What is a Workspace?
Create workspaces
to organize and collaborate on your projects.
Workspaces help you organize and collaborate on your Airfold projects. A workspace is an area that contains a set of resources such as sources, pipes, nodes, API endpoints, and tokens.
It’s easy to invite other users to your workspace and set appropriate permissions for each user.
Why Use Workspaces?
Workspaces allow you to separate different projects, use cases, and dev/staging/production environments for the things you work on in Airfold.
How to Organize Workspaces?
How to organize your workspaces in Airfold is up to you. Common patterns include a separate workspace per project, or per team.
Workspaces are often used to give a team, or a project, its own space to work in.
Creating Workspaces
Creating multiple workspaces in Airfold is easy. Upon creating a workspace, you can start building immediately, no need to wait for infrastructure or configure anything.
Workspace Files
A workspace file is a YAML file that describes a resource in Airfold, and collectively, workspace files are the source code of your Airfold workspace. And like any source code, engineers can apply the same principles they already know and love:
- Version control - Push workspace files to a Git repository for version control and more efficient collaboration with your team.
- A single source of truth - The workspace files in the main branch of your repository are the single source of truth for your workspace. Use
git pull
to sync your local workspace with the latest changes from the main branch. - CI / CD - Incorporate your CI workflows, run tests, use Airfold CLI’s
af push
to deploy changes to your workspace, and more. - Pull Requests - Use pull requests to review changes to your workspace before merging them into the main branch (which can trigger a CI with
af push
to deploy changes to your workspace).
Workspace files are not tied to a specific workspace, and can be deployed to any workspace. This allows you to easily create new workspaces from existing ones, or to apply changes to multiple workspaces at once.
Workspace File Structure
There are two types of workspace files pipes and sources.

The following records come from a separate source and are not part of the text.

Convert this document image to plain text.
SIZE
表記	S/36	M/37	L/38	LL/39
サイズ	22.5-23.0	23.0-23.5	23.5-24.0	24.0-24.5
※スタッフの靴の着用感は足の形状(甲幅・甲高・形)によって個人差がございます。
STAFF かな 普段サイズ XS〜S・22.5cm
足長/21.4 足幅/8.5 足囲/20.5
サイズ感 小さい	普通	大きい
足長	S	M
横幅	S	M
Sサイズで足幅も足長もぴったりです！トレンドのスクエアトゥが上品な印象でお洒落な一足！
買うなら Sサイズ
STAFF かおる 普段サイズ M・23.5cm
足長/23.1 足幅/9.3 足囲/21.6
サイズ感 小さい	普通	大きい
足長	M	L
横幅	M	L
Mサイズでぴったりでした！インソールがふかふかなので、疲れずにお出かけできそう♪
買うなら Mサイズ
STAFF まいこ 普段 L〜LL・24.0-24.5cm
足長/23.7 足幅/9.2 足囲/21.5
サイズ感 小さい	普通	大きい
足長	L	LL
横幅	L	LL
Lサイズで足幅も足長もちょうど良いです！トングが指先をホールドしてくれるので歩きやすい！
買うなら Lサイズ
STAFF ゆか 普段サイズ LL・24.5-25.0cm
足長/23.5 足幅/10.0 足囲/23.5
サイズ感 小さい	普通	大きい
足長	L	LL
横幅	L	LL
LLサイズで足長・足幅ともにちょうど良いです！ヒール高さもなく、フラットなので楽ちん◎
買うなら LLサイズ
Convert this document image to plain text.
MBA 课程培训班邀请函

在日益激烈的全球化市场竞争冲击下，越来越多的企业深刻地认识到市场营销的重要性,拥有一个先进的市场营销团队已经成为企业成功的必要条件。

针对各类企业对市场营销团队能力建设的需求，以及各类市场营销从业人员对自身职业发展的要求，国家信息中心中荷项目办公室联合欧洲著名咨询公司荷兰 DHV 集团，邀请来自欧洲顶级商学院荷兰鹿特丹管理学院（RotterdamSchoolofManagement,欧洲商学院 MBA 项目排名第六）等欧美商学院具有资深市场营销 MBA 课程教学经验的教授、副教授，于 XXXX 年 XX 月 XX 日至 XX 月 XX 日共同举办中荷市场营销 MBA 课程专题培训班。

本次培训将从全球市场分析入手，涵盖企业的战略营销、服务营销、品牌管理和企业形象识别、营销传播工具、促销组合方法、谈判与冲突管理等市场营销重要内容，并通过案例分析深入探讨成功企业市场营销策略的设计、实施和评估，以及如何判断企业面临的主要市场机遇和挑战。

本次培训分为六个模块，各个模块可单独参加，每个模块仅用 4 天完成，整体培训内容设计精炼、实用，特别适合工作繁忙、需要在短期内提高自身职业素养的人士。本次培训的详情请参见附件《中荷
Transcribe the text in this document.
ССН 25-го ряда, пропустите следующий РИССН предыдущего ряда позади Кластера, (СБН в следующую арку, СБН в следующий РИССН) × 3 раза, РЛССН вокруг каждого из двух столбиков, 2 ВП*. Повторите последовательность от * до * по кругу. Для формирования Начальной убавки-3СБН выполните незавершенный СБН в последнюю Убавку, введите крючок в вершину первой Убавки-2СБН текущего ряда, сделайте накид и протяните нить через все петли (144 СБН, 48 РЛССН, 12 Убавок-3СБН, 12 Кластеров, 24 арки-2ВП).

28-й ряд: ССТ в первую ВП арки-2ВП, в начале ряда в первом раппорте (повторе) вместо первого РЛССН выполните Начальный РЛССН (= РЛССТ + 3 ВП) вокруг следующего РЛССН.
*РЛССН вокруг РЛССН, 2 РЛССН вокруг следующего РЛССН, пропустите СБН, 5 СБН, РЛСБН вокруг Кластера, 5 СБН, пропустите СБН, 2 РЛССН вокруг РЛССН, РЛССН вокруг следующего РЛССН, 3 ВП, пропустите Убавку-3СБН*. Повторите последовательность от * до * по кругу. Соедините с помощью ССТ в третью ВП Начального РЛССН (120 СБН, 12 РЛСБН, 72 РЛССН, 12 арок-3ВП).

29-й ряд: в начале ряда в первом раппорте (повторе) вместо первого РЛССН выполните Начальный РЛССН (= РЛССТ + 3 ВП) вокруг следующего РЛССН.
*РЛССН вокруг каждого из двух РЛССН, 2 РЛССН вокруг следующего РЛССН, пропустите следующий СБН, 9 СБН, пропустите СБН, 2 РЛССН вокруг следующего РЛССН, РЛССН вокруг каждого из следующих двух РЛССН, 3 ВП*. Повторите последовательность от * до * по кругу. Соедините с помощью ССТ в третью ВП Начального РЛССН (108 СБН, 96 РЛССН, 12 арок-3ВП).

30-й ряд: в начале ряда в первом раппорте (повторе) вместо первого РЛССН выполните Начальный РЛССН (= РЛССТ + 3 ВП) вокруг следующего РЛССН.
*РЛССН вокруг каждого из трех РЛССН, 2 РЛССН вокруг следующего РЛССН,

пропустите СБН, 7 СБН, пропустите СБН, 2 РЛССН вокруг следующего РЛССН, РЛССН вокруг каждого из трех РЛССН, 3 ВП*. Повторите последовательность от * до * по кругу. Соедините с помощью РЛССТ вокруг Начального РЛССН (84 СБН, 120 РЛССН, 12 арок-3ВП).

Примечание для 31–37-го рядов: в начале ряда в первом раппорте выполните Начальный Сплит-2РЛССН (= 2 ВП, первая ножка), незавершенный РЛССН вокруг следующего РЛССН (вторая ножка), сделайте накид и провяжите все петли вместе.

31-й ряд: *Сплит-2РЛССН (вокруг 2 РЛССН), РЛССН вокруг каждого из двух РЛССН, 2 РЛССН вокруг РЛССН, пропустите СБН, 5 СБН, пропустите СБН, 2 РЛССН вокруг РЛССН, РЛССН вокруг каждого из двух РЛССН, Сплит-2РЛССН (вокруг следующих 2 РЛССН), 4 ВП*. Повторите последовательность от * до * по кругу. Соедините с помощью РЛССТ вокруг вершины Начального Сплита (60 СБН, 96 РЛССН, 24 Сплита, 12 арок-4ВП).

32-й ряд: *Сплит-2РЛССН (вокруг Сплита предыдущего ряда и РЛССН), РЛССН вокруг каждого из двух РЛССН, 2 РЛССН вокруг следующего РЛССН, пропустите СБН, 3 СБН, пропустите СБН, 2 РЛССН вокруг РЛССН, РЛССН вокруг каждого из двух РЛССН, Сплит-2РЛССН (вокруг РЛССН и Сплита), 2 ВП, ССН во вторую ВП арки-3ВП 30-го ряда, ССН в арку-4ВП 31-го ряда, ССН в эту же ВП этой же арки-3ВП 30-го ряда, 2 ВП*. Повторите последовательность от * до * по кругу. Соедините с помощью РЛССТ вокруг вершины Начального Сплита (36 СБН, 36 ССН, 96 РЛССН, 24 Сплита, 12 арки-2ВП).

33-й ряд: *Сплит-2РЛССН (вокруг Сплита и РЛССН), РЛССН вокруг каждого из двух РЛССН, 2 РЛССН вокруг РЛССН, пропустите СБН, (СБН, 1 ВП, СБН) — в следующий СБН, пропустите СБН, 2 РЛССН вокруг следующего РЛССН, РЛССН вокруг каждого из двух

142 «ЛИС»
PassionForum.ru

Here’s an example of a workspace structure:
/.airfold/config.yaml
/pipes
/trends_per_country.yaml
/sales_metrics.yaml
/sources
/events.yaml
/sales.yaml
/sales_metrics_mv.yaml
/endpoints
/country_trends.yaml
/sales_over_time.yaml
Push Resources to a Workspace
Push resources to your workspace using the CLI af push
or the /push
API.
For example, to push all the resources in the pipes
directory:
af push pipes/*
Pull Resources from a Workspace
To pull all resources from your workspace to your local machine as YAML files use the CLI af pull
or the /pull
API.
However, it is recommended to use Git to version control your workspace files with your repository being the single source of truth for your workspace, then use git pull
to sync your local workspace with the latest changes from the main branch.